Presiden Donald Trump dalam video pernyataannya menyebut serangan itu sebagai bagian dari “major combat operations” untuk menghadapi ancaman rezim Iran, dengan tujuan menghentikan kemampuan militer dan program nuklir Iran.
Kronologi Serangan
Serangan gabungan AS–Israel dimulai pagi hari (28/2) dengan serangkaian ledakan terdengar di ibu kota Teheran, serta beberapa kota besar lain di Iran, termasuk Isfahan, Qom, Karaj, dan Kermanshah. Serangan ini menargetkan infrastruktur militer dan fasilitas strategis yang dianggap sebagai ancaman oleh kedua sekutu tersebut.
Menurut Fox News, serangan itu memiliki elemen kejutan dan dipimpin di bawah kode operasi yang berbeda: Israel menyebutnya “Operation Roaring Lion”, sementara AS menyebutnya “Operation Epic Fury”.
🇺🇸 Keterlibatan Amerika Serikat
Seorang pejabat AS mengonfirmasi bahwa militer Amerika ikut serta dalam serangan ini, baik dari udara maupun dari laut, sehingga bukan sekadar dukungan pasif, tetapi partisipasi langsung dalam serangan terhadap target Iran.

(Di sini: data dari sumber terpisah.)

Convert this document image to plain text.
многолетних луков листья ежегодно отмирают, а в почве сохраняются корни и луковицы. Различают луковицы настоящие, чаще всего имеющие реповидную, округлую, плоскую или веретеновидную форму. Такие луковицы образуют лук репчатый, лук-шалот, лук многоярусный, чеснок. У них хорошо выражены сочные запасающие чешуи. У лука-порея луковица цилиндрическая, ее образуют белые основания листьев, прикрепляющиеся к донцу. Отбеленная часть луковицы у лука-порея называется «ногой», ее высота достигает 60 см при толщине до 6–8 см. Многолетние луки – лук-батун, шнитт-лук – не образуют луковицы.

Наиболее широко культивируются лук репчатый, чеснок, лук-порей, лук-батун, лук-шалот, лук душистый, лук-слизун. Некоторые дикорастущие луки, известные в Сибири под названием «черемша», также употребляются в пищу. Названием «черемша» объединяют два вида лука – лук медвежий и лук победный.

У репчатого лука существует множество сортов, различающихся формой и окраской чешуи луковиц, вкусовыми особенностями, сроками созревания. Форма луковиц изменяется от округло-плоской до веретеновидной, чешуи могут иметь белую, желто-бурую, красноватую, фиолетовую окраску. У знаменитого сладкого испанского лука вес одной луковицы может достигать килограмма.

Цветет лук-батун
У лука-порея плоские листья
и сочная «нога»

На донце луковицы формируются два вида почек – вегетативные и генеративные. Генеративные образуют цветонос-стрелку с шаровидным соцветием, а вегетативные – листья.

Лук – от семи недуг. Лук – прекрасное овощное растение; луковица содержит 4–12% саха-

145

Trump mengatakan serangan itu dimaksudkan untuk menghilangkan “ancaman nyata” dari rezim Iran dan mencegah Teheran memperoleh kemampuan nuklir yang lebih jauh.
Respons Iran
Pemerintah Iran mengecam serangan itu, menyatakan akan memberikan balasan yang menghancurkan terhadap Israel dan militer AS jika serangan berlanjut. Siaran negara Iran juga menyebut serangan itu sebagai “agresi penuh”.
Dampak Regional
Sirene darurat berbunyi di Israel seiring sirene pertahanan aktif dan peringatan serangan balasan.
Negara-negara Teluk seperti Qatar, Bahrain, dan Uni Emirat Arab mengeluarkan peringatan bagi warga dan menutup wilayah udara tertentu.
Beberapa fasilitas militer AS di kawasan juga mendapat peringatan serangan rudal dari Iran.
Kondisi Saat Ini
Situasi diperparah dengan balasan rudal dan drone yang diluncurkan Iran ke target Israel maupun pangkalan AS, meningkatkan kekhawatiran bahwa konflik akan meluas menjadi perang regional yang lebih besar.